A standard Canadian Pacific Railway wood caboose at Winnipeg Beach, Manitoba, rests
on the former station property and serves to remind everyone of the role CPR played in the areas development. |
17 May 2011
Under the Boardwalk
Winnipeg Beach Manitoba - In 1901, the Canadian Pacific Railway purchased 330 acres of the west shore of Lake Winnipeg for $3,000 and
announced it was building a resort area known as Winnipeg Beach.
It would prove "a splendid resort for the toilers of the capital, who are in badly need of a place within easy reach, where they can take a day's outing
and enjoy the health-giving breeze from Lake Winnipeg," CPR vice-president William Whyte told an interviewer.

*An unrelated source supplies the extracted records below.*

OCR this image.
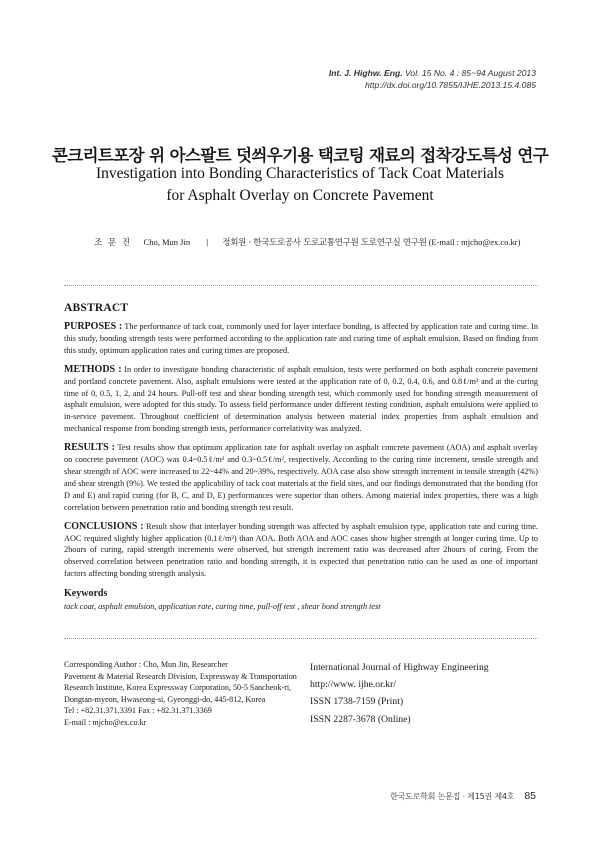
Int. J. Highw. Eng. Vol. 15 No. 4 : 85~94 August 2013
http://dx.doi.org/10.7855/IJHE.2013.15.4.085
콘크리트포장 위 아스팔트 덧씌우기용 택코팅 재료의 접착강도특성 연구
Investigation into Bonding Characteristics of Tack Coat Materials
for Asphalt Overlay on Concrete Pavement
조 문 진 Cho, Mun Jin | 정회원 · 한국도로공사 도로교통연구원 도로연구실 연구원 (E-mail : mjcho@ex.co.kr)
ABSTRACT

PURPOSES : The performance of tack coat, commonly used for layer interface bonding, is affected by application rate and curing time. In this study, bonding strength tests were performed according to the application rate and curing time of asphalt emulsion. Based on finding from this study, optimum application rates and curing times are proposed.

METHODS : In order to investigate bonding characteristic of asphalt emulsion, tests were performed on both asphalt concrete pavement and portland concrete pavement. Also, asphalt emulsions were tested at the application rate of 0, 0.2, 0.4, 0.6, and 0.8ℓ/m² and at the curing time of 0, 0.5, 1, 2, and 24 hours. Pull-off test and shear bonding strength test, which commonly used for bonding strength measurement of asphalt emulsion, were adopted for this study. To assess field performance under different testing condition, asphalt emulsions were applied to in-service pavement. Throughout coefficient of determination analysis between material index properties from asphalt emulsion and mechanical response from bonding strength tests, performance correlativity was analyzed.

RESULTS : Test results show that optimum application rate for asphalt overlay on asphalt concrete pavement (AOA) and asphalt overlay on concrete pavement (AOC) was 0.4~0.5ℓ/m² and 0.3~0.5ℓ/m², respectively. According to the curing time increment, tensile strength and shear strength of AOC were increased to 22~44% and 20~39%, respectively. AOA case also show strength increment in tensile strength (42%) and shear strength (9%). We tested the applicability of tack coat materials at the field sites, and our findings demonstrated that the bonding (for D and E) and rapid curing (for B, C, and D, E) performances were superior than others. Among material index properties, there was a high correlation between penetration ratio and bonding strength test result.

CONCLUSIONS : Result show that interlayer bonding strength was affected by asphalt emulsion type, application rate and curing time. AOC required slightly higher application (0.1ℓ/m²) than AOA. Both AOA and AOC cases show higher strength at longer curing time. Up to 2hours of curing, rapid strength increments were observed, but strength increment ratio was decreased after 2hours of curing. From the observed correlation between penetration ratio and bonding strength, it is expected that penetration ratio can be used as one of important factors affecting bonding strength analysis.

Keywords
tack coat, asphalt emulsion, application rate, curing time, pull-off test , shear bond strength test
Corresponding Author : Cho, Mun Jin, Researcher
Pavement & Material Research Division, Expressway & Transportation
Research Institute, Korea Expressway Corporation, 50-5 Sancheok-ri,
Dongtan-myeon, Hwaseong-si, Gyeonggi-do, 445-812, Korea
Tel : +82.31.371.3391 Fax : +82.31.371.3369
E-mail : mjcho@ex.co.kr
International Journal of Highway Engineering
http://www. ijhe.or.kr/
ISSN 1738-7159 (Print)
ISSN 2287-3678 (Online)
한국도로학회 논문집 · 제15권 제4호 85
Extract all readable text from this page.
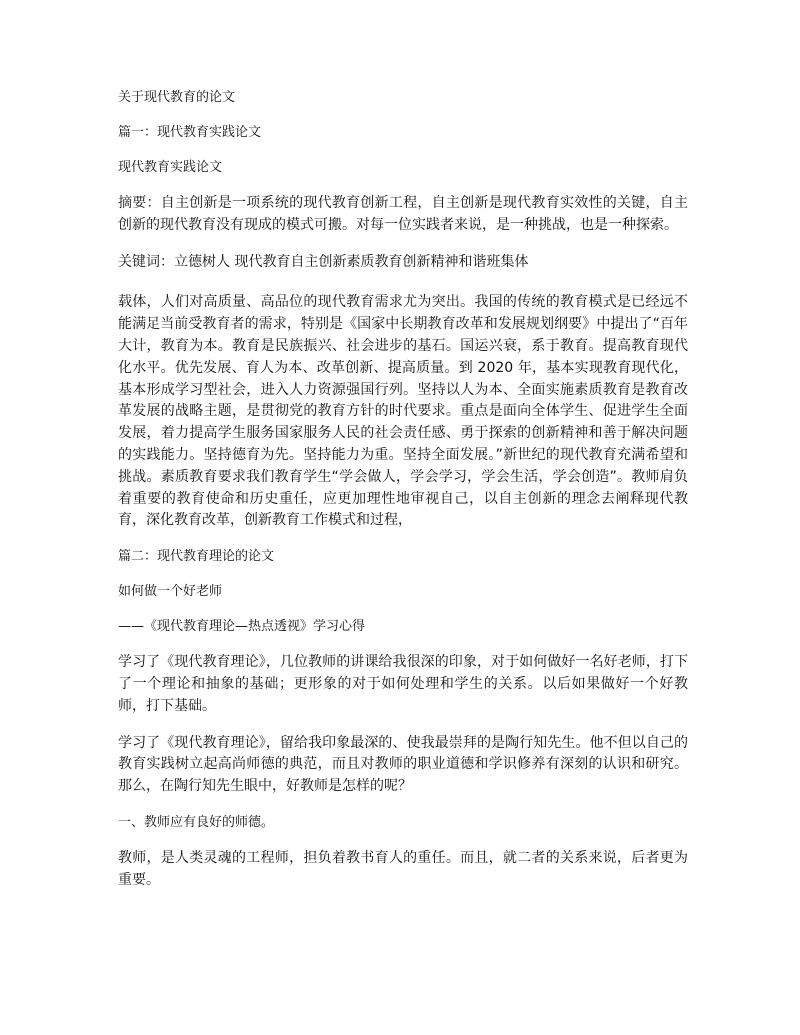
关于现代教育的论文

篇一：现代教育实践论文

现代教育实践论文

摘要：自主创新是一项系统的现代教育创新工程，自主创新是现代教育实效性的关键，自主创新的现代教育没有现成的模式可搬。对每一位实践者来说，是一种挑战，也是一种探索。

关键词：立德树人 现代教育自主创新素质教育创新精神和谐班集体

载体，人们对高质量、高品位的现代教育需求尤为突出。我国的传统的教育模式是已经远不能满足当前受教育者的需求，特别是《国家中长期教育改革和发展规划纲要》中提出了“百年大计，教育为本。教育是民族振兴、社会进步的基石。国运兴衰，系于教育。提高教育现代化水平。优先发展、育人为本、改革创新、提高质量。到 2020 年，基本实现教育现代化，基本形成学习型社会，进入人力资源强国行列。坚持以人为本、全面实施素质教育是教育改革发展的战略主题，是贯彻党的教育方针的时代要求。重点是面向全体学生、促进学生全面发展，着力提高学生服务国家服务人民的社会责任感、勇于探索的创新精神和善于解决问题的实践能力。坚持德育为先。坚持能力为重。坚持全面发展。”新世纪的现代教育充满希望和挑战。素质教育要求我们教育学生“学会做人，学会学习，学会生活，学会创造”。教师肩负着重要的教育使命和历史重任，应更加理性地审视自己，以自主创新的理念去阐释现代教育，深化教育改革，创新教育工作模式和过程，

篇二：现代教育理论的论文

如何做一个好老师

——《现代教育理论—热点透视》学习心得

学习了《现代教育理论》，几位教师的讲课给我很深的印象，对于如何做好一名好老师，打下了一个理论和抽象的基础；更形象的对于如何处理和学生的关系。以后如果做好一个好教师，打下基础。

学习了《现代教育理论》，留给我印象最深的、使我最崇拜的是陶行知先生。他不但以自己的教育实践树立起高尚师德的典范，而且对教师的职业道德和学识修养有深刻的认识和研究。那么，在陶行知先生眼中，好教师是怎样的呢？

一、教师应有良好的师德。

教师，是人类灵魂的工程师，担负着教书育人的重任。而且，就二者的关系来说，后者更为重要。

And it was. Within a few years, there were 13 trains running the line to and from Winnipeg Beach on busy weekends. There were the picnic trains for church and
community groups, the Daddy's Train for commuting businessmen, and the Moonlight Special for... well, let's just say a healthy breeze wasn't the only thing
that drew 40,000 visitors a day to Winnipeg Beach during its peak in the 1920s.

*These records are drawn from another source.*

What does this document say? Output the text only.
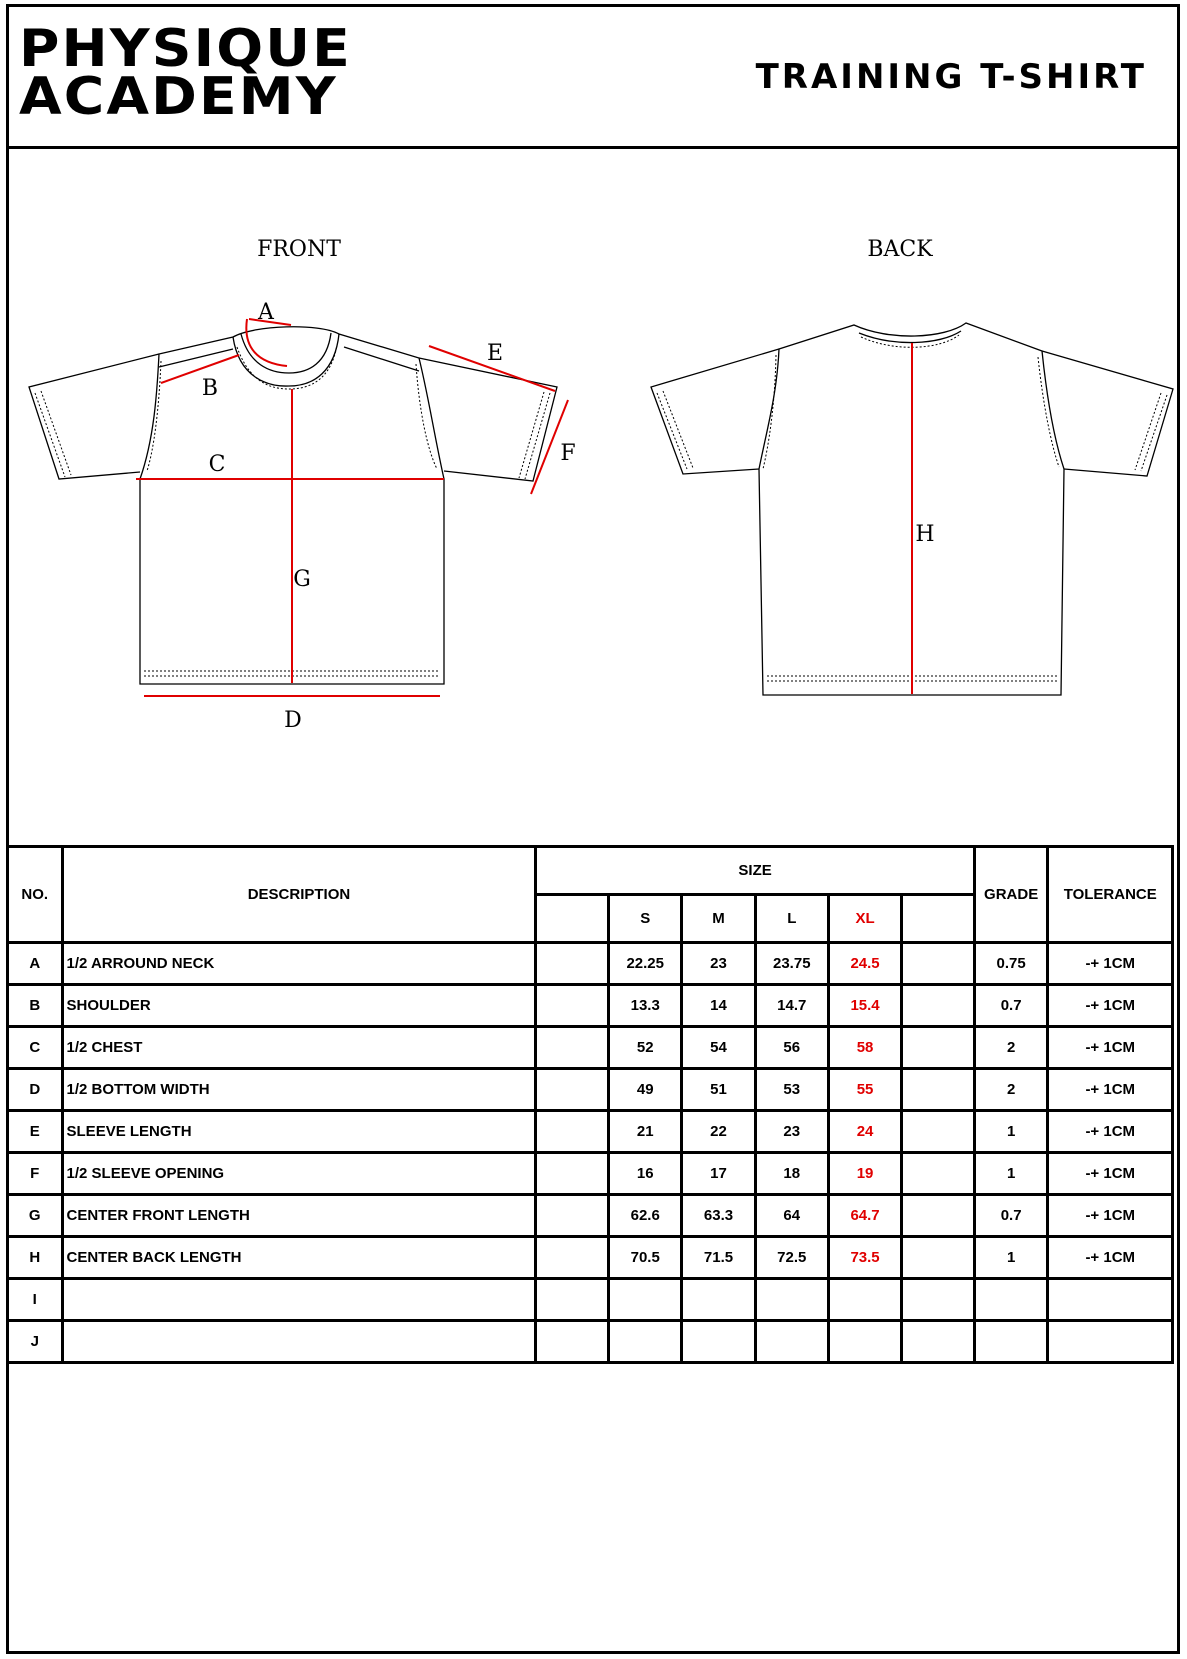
PHYSIQUE
ACADEMY	TRAINING T-SHIRT
FRONT	BACK
A
B
C
D
E
F
G
H
NO.	DESCRIPTION	SIZE						GRADE	TOLERANCE
			S	M	L	XL			
A	1/2 ARROUND NECK		22.25	23	23.75	24.5		0.75	-+ 1CM
B	SHOULDER		13.3	14	14.7	15.4		0.7	-+ 1CM
C	1/2 CHEST		52	54	56	58		2	-+ 1CM
D	1/2 BOTTOM WIDTH		49	51	53	55		2	-+ 1CM
E	SLEEVE LENGTH		21	22	23	24		1	-+ 1CM
F	1/2 SLEEVE OPENING		16	17	18	19		1	-+ 1CM
G	CENTER FRONT LENGTH		62.6	63.3	64	64.7		0.7	-+ 1CM
H	CENTER BACK LENGTH		70.5	71.5	72.5	73.5		1	-+ 1CM
I									
J									
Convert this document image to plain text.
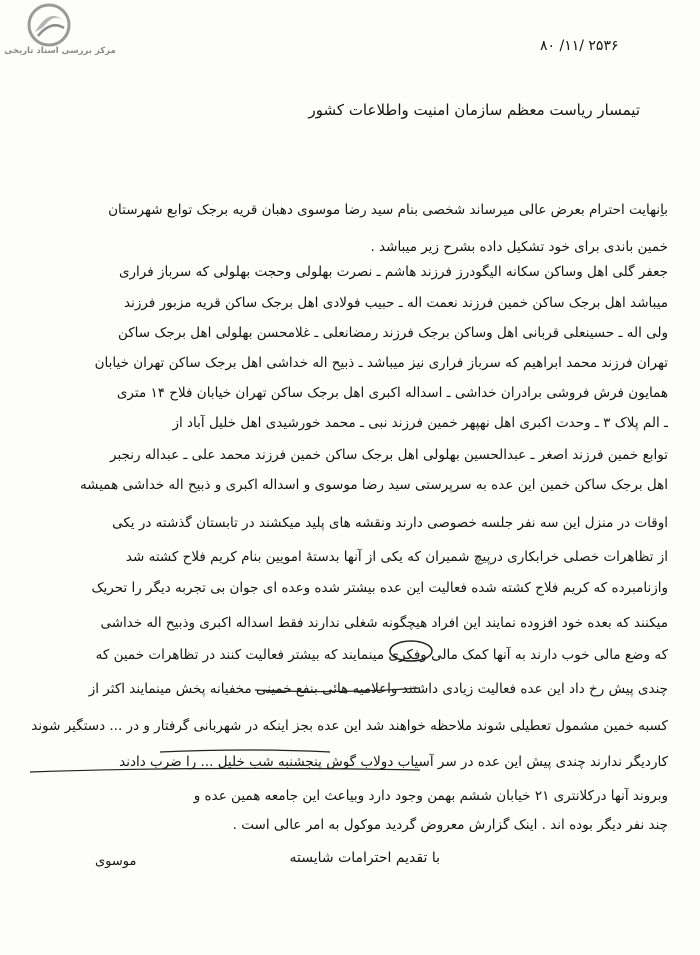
مرکز بررسی اسناد تاریخی	۸۰ /۱۱/ ۲۵۳۶
تیمسار ریاست معظم سازمان امنیت واطلاعات کشور
باِنهایت احترام بعرض عالی میرساند شخصی بنام سید رضا موسوی دهبان قریه برجک توابع شهرستان
خمین باندی برای خود تشکیل داده بشرح زیر میباشد .
جعفر گلی اهل وساکن سکانه الیگودرز فرزند هاشم ـ نصرت بهلولی وحجت بهلولی که سرباز فراری
میباشد اهل برجک ساکن خمین فرزند نعمت اله ـ حبیب فولادی اهل برجک ساکن قریه مزبور فرزند
ولی اله ـ حسینعلی قربانی اهل وساکن برجک فرزند رمضانعلی ـ غلامحسن بهلولی اهل برجک ساکن
تهران فرزند محمد ابراهیم که سرباز فراری نیز میباشد ـ ذبیح اله خداشی اهل برجک ساکن تهران خیابان
همایون فرش فروشی برادران خداشی ـ اسداله اکبری اهل برجک ساکن تهران خیابان فلاح ۱۴ متری
ـ الم پلاک ۳ ـ وحدت اکبری اهل نهپهر خمین فرزند نبی ـ محمد خورشیدی اهل خلیل آباد از
توابع خمین فرزند اصغر ـ عبدالحسین بهلولی اهل برجک ساکن خمین فرزند محمد علی ـ عبداله رنجبر
اهل برجک ساکن خمین این عده به سرپرستی سید رضا موسوی و اسداله اکبری و ذبیح اله خداشی همیشه
اوقات در منزل این سه نفر جلسه خصوصی دارند ونقشه های پلید میکشند در تابستان گذشته در یکی
از تظاهرات خصلی خرابکاری درپیچ شمیران که یکی از آنها بدستهٔ امویین بنام کریم فلاح کشته شد
وازنامبرده که کریم فلاح کشته شده فعالیت این عده بیشتر شده وعده ای جوان بی تجربه دیگر را تحریک
میکنند که بعده خود افزوده نمایند این افراد هیچگونه شغلی ندارند فقط اسداله اکبری وذبیح اله خداشی
که وضع مالی خوب دارند به آنها کمک مالی وفکری مینمایند که بیشتر فعالیت کنند در تظاهرات خمین که
چندی پیش رخ داد این عده فعالیت زیادی داشتند واعلامیه هائی بنفع خمینی مخفیانه پخش مینمایند اکثر از
کسبه خمین مشمول تعطیلی شوند ملاحظه خواهند شد این عده بجز اینکه در شهربانی گرفتار و در ... دستگیر شوند
کاردیگر ندارند چندی پیش این عده در سر آسیاب دولاب گوش پنجشنبه شب خلیل ... را ضرب دادند
وبروند آنها درکلانتری ۲۱ خیابان ششم بهمن وجود دارد وبیاعث این جامعه همین عده و
چند نفر دیگر بوده اند . اینک گزارش معروض گردید موکول به امر عالی است .
با تقدیم احترامات شایسته
موسوی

According to the author of a new book that charts the rise and fall of Manitoba's first beach resort, our "Coney Island of the West" was a
"centre for courtship" that played a surprising role in a sexual revolution of sorts.
"The boardwalk's bright lights provided a moral security to the area, but there was darkness in this summertime adventure, whether in the areas beyond the
boardwalk, the inky darkness of the beach, or the darkness created when male passengers on the Moonlight train extinguished the lights," Dale Barbour
writes in "Winnipeg Beach: Leisure and Courtship in a Resort Town, 1900-1967". He'll launch the book Wednesday at 7 p.m. at McNally Robinson
Booksellers.
The Moonlight Special, which departed Winnipeg every evening at 6:45 p.m., returning to the city at 12:45 a.m., became synonymous with the dating experience.
"There's definitely a mythology around it," Barbour says. "It had a bit of a reputation for being a bit naughty."
Val Werier, 93, recalls the 70-minute trek back to the city at 12:45 "could be quite boisterous at times."
Turning the lights off inside the train on the ride home created a symbolic, and very real, moment of freedom for the youthful passengers, Barbour explains in
the book.
Remember, Winnipeg Beach flourished in the early part of the 20th century, when swimsuits stretched from shoulders to knees and "calling" was the
established form of courtship.
About the Beach
By 1906, Winnipeg Beach was so popular that CPR was running 13 trains a day to and from the city. During its heyday, the Winnipeg Beach line was hailed as the
most profitable stretch of CPR track in Canada.
Round-trip fare for the 70-minute ride was $1.20, at time when an early 20th-century labourer's salary was 25 cents an hour and a skilled tradesman's 65 cents
an hour.
Round-trip fare on the MoonLight Special, which ran for 50 years, was only 50 cents.
The dance hall, which boasted a 14,000-square-foot dance floor, was Western Canada's largest at the time.
In 1928, Winnipeg Beach was home to Manitoba's only women's beer parlour, which lasted just a few hours before being closed down over licensing issues. The
men's-only beer parlour operated into the early 1960s.
In 1943, town council passed a bylaw requiring persons over the age of 12 "be clad from shoulders to knees" while in public spaces.